Sulfate-reducing bacteria and methanogens are found to coexist in a variety of anoxic marine sediments. In these systems they either compete for substrates or engage in successful syntrophic relationships. In our experimental setup, Desulfovibrio vulgaris Hildenborough ferments lactate, producing acetate and hydrogen. Methanococcus maripaludis, a hydrogenotrophic methanogen, then utilizes hydrogen while also incorporating limited amounts of acetate as a carbon source. Mid-log growth phase of this co-culture is achieved in 3 days growing at 37oC at which point, nearly 50percent of the initial lactate was depleted. In this study we investigate the stress response of this coculture and compare it to the D. vulgaris monoculture. Minimum Inhibitory Concentration (MIC) determinations of two environmentally relevant stressors (NO3- and NaCl) on the coculture and monoculture suggest nitrate predominantly affects M. maripaludis with a MIC of 25mM while sodium stress affects D. vulgaris with a MIC of 100mM. The response of the coculture to stressors like nitrate, nitrite, salt and peroxide was monitored by several methods.

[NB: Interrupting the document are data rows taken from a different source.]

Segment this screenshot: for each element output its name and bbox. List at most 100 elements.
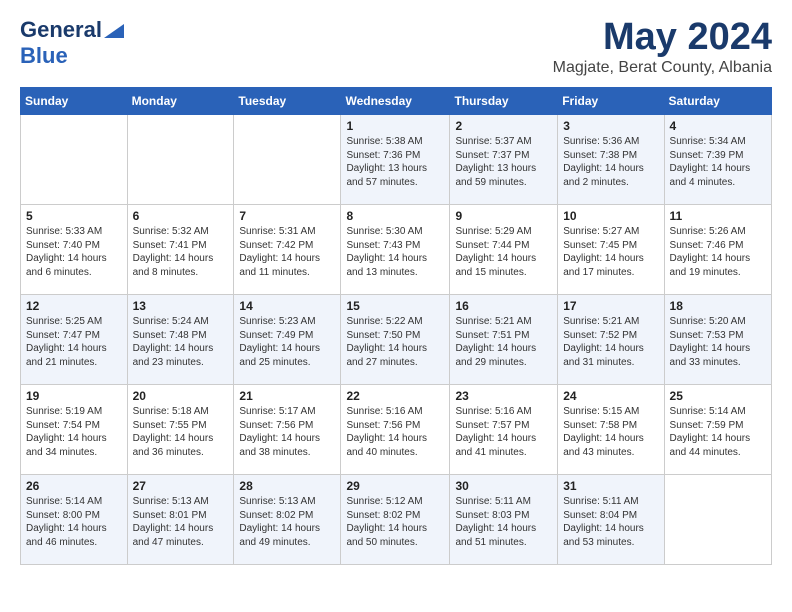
day-cell: 8 Sunrise: 5:30 AMSunset: 7:43 PMDayligh… <box>341 205 450 295</box>
day-cell: 6 Sunrise: 5:32 AMSunset: 7:41 PMDayligh… <box>127 205 234 295</box>
day-cell: 12 Sunrise: 5:25 AMSunset: 7:47 PMDaylig… <box>21 295 128 385</box>
day-info: Sunrise: 5:18 AMSunset: 7:55 PMDaylight:… <box>133 405 229 459</box>
day-cell: 20 Sunrise: 5:18 AMSunset: 7:55 PMDaylig… <box>127 385 234 475</box>
day-number: 6 <box>133 209 229 223</box>
day-info: Sunrise: 5:32 AMSunset: 7:41 PMDaylight:… <box>133 225 229 279</box>
calendar-body: 1 Sunrise: 5:38 AMSunset: 7:36 PMDayligh… <box>21 115 772 565</box>
week-row-4: 19 Sunrise: 5:19 AMSunset: 7:54 PMDaylig… <box>21 385 772 475</box>
day-cell: 30 Sunrise: 5:11 AMSunset: 8:03 PMDaylig… <box>450 475 558 565</box>
day-cell: 19 Sunrise: 5:19 AMSunset: 7:54 PMDaylig… <box>21 385 128 475</box>
logo: General Blue <box>20 16 124 69</box>
day-cell: 26 Sunrise: 5:14 AMSunset: 8:00 PMDaylig… <box>21 475 128 565</box>
day-number: 30 <box>455 479 552 493</box>
day-info: Sunrise: 5:23 AMSunset: 7:49 PMDaylight:… <box>239 315 335 369</box>
weekday-saturday: Saturday <box>664 88 771 115</box>
week-row-3: 12 Sunrise: 5:25 AMSunset: 7:47 PMDaylig… <box>21 295 772 385</box>
day-info: Sunrise: 5:31 AMSunset: 7:42 PMDaylight:… <box>239 225 335 279</box>
day-info: Sunrise: 5:15 AMSunset: 7:58 PMDaylight:… <box>563 405 658 459</box>
day-number: 9 <box>455 209 552 223</box>
day-cell: 1 Sunrise: 5:38 AMSunset: 7:36 PMDayligh… <box>341 115 450 205</box>
day-cell: 28 Sunrise: 5:13 AMSunset: 8:02 PMDaylig… <box>234 475 341 565</box>
day-number: 28 <box>239 479 335 493</box>
day-number: 10 <box>563 209 658 223</box>
day-info: Sunrise: 5:11 AMSunset: 8:03 PMDaylight:… <box>455 495 552 549</box>
day-info: Sunrise: 5:13 AMSunset: 8:02 PMDaylight:… <box>239 495 335 549</box>
day-number: 25 <box>670 389 766 403</box>
day-cell: 10 Sunrise: 5:27 AMSunset: 7:45 PMDaylig… <box>558 205 664 295</box>
day-number: 11 <box>670 209 766 223</box>
day-number: 19 <box>26 389 122 403</box>
day-info: Sunrise: 5:11 AMSunset: 8:04 PMDaylight:… <box>563 495 658 549</box>
weekday-header-row: SundayMondayTuesdayWednesdayThursdayFrid… <box>21 88 772 115</box>
day-cell: 21 Sunrise: 5:17 AMSunset: 7:56 PMDaylig… <box>234 385 341 475</box>
day-number: 17 <box>563 299 658 313</box>
day-cell: 11 Sunrise: 5:26 AMSunset: 7:46 PMDaylig… <box>664 205 771 295</box>
day-number: 22 <box>346 389 444 403</box>
weekday-tuesday: Tuesday <box>234 88 341 115</box>
day-info: Sunrise: 5:30 AMSunset: 7:43 PMDaylight:… <box>346 225 444 279</box>
weekday-wednesday: Wednesday <box>341 88 450 115</box>
day-info: Sunrise: 5:36 AMSunset: 7:38 PMDaylight:… <box>563 135 658 189</box>
day-info: Sunrise: 5:12 AMSunset: 8:02 PMDaylight:… <box>346 495 444 549</box>
day-cell: 17 Sunrise: 5:21 AMSunset: 7:52 PMDaylig… <box>558 295 664 385</box>
day-info: Sunrise: 5:26 AMSunset: 7:46 PMDaylight:… <box>670 225 766 279</box>
day-info: Sunrise: 5:29 AMSunset: 7:44 PMDaylight:… <box>455 225 552 279</box>
day-cell <box>21 115 128 205</box>
day-info: Sunrise: 5:38 AMSunset: 7:36 PMDaylight:… <box>346 135 444 189</box>
day-cell: 14 Sunrise: 5:23 AMSunset: 7:49 PMDaylig… <box>234 295 341 385</box>
day-cell: 18 Sunrise: 5:20 AMSunset: 7:53 PMDaylig… <box>664 295 771 385</box>
day-info: Sunrise: 5:16 AMSunset: 7:56 PMDaylight:… <box>346 405 444 459</box>
day-cell: 13 Sunrise: 5:24 AMSunset: 7:48 PMDaylig… <box>127 295 234 385</box>
day-number: 5 <box>26 209 122 223</box>
day-info: Sunrise: 5:17 AMSunset: 7:56 PMDaylight:… <box>239 405 335 459</box>
day-number: 18 <box>670 299 766 313</box>
day-number: 29 <box>346 479 444 493</box>
day-info: Sunrise: 5:33 AMSunset: 7:40 PMDaylight:… <box>26 225 122 279</box>
day-number: 23 <box>455 389 552 403</box>
day-info: Sunrise: 5:21 AMSunset: 7:52 PMDaylight:… <box>563 315 658 369</box>
weekday-monday: Monday <box>127 88 234 115</box>
day-number: 13 <box>133 299 229 313</box>
day-cell: 15 Sunrise: 5:22 AMSunset: 7:50 PMDaylig… <box>341 295 450 385</box>
day-number: 12 <box>26 299 122 313</box>
day-info: Sunrise: 5:20 AMSunset: 7:53 PMDaylight:… <box>670 315 766 369</box>
title-block: May 2024 Magjate, Berat County, Albania <box>553 16 772 77</box>
day-cell: 22 Sunrise: 5:16 AMSunset: 7:56 PMDaylig… <box>341 385 450 475</box>
week-row-2: 5 Sunrise: 5:33 AMSunset: 7:40 PMDayligh… <box>21 205 772 295</box>
page-header: General Blue May 2024 Magjate, Berat Cou… <box>20 16 772 77</box>
day-number: 2 <box>455 119 552 133</box>
day-cell <box>234 115 341 205</box>
day-number: 15 <box>346 299 444 313</box>
week-row-5: 26 Sunrise: 5:14 AMSunset: 8:00 PMDaylig… <box>21 475 772 565</box>
day-cell: 31 Sunrise: 5:11 AMSunset: 8:04 PMDaylig… <box>558 475 664 565</box>
day-info: Sunrise: 5:24 AMSunset: 7:48 PMDaylight:… <box>133 315 229 369</box>
logo-general: General <box>20 17 102 43</box>
day-cell: 2 Sunrise: 5:37 AMSunset: 7:37 PMDayligh… <box>450 115 558 205</box>
day-number: 31 <box>563 479 658 493</box>
day-info: Sunrise: 5:34 AMSunset: 7:39 PMDaylight:… <box>670 135 766 189</box>
day-cell: 24 Sunrise: 5:15 AMSunset: 7:58 PMDaylig… <box>558 385 664 475</box>
day-info: Sunrise: 5:37 AMSunset: 7:37 PMDaylight:… <box>455 135 552 189</box>
day-number: 3 <box>563 119 658 133</box>
day-number: 7 <box>239 209 335 223</box>
month-title: May 2024 <box>553 16 772 59</box>
day-number: 8 <box>346 209 444 223</box>
day-cell <box>664 475 771 565</box>
day-number: 21 <box>239 389 335 403</box>
day-number: 16 <box>455 299 552 313</box>
weekday-friday: Friday <box>558 88 664 115</box>
day-cell: 16 Sunrise: 5:21 AMSunset: 7:51 PMDaylig… <box>450 295 558 385</box>
day-cell: 9 Sunrise: 5:29 AMSunset: 7:44 PMDayligh… <box>450 205 558 295</box>
day-cell <box>127 115 234 205</box>
day-number: 1 <box>346 119 444 133</box>
location-title: Magjate, Berat County, Albania <box>553 59 772 77</box>
day-number: 24 <box>563 389 658 403</box>
day-number: 26 <box>26 479 122 493</box>
day-cell: 23 Sunrise: 5:16 AMSunset: 7:57 PMDaylig… <box>450 385 558 475</box>
weekday-thursday: Thursday <box>450 88 558 115</box>
day-cell: 4 Sunrise: 5:34 AMSunset: 7:39 PMDayligh… <box>664 115 771 205</box>
logo-icon <box>104 16 124 38</box>
day-number: 14 <box>239 299 335 313</box>
day-number: 4 <box>670 119 766 133</box>
day-cell: 7 Sunrise: 5:31 AMSunset: 7:42 PMDayligh… <box>234 205 341 295</box>
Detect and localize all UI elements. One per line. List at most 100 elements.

The fate of metabolites was tracked in the cultures and rates of gas evolution/utilization were measured with the Micro-Oxymax. Total biomass was measured over time with direct cell counts (including ratios of SRB: methanogen), cell protein and optical density. Metal reducing capability of log phase co-culture under NO3 stress was investigated and compared to that of under NaCl stress. Phenotype Microarray substrate utilization profiles generated by the Omnilog technology for a variety of metabolic substrates showed differential profiles for the coculture and the monoculture. Whole-genome transcriptional analysis of NaCl stressed coculture indicates up-regulation of genes coding for numerous transmembrane electron transfer enzymes.